Alex looked at her blankly for a moment and then burst out laughing. “Hey, what can I say? It was the most realistic name I could think of, with a knife to my throat.”

“What knife? Who had a knife?”

“Nothing, boo-boo.”

Emma had come prancing down the stairs, naked except for her rain boots and a pair of pink fairy wings. “Is anybody going to give me a bath? Fairies need baths!”

Alex had declared himself on vacation through the winter, turning over GemFlex to Vic, while Susan, on doctor’s orders, was doing pretty much nothing until her legs and skin were healed. They’d been visiting preschools as a family and zeroed in on a place called New Jersey Families, which Alex loved because it sounded like a Mafia-run preschool. Susan thought it was clean, bright, and charming, and Emma deemed the lead teacher, Ms. Jessica, “pretty much amazing, pretty much.”
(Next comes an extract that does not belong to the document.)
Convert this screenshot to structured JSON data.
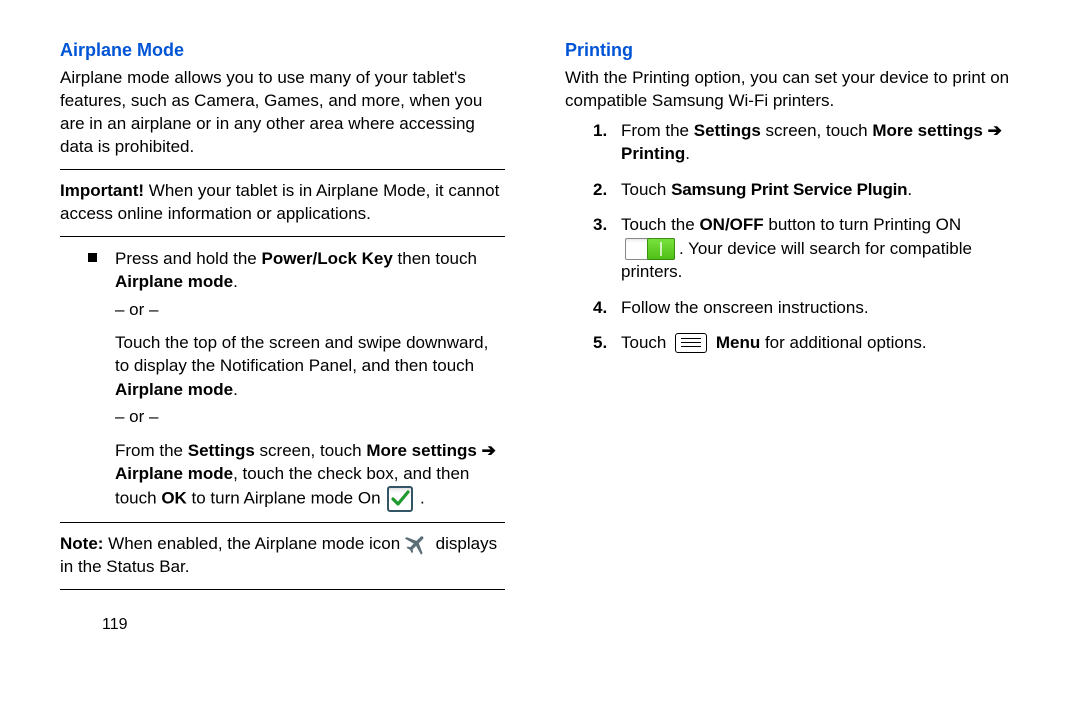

They new house had a decent-sized yard, so they’d gotten a mutt from the North Shore Animal League, a good-natured squirmy puppy that Susan named Kaufmann.

* * *

Every night, before going to sleep, Susan Wendt stood naked before the mirror in her leg casts, examining her body carefully, tracking the progress of her healing. Her many scars were already fading, the welts receding from angry red to pale pink, then away to nothing, as welts are supposed to do. Some nights, when she performed this ritual, studying her flesh inch by inch, Susan allowed herself to believe that it might be over. If The Shadow Species had it right — and so far, unfortunately, it had been right in every detail — then the blight had been lifted with Andrea’s death.

Some nights she believed it, and some nights she didn’t. Every morning, when she woke, she lay in bed for a long time, until she felt ready to check her pillowcase.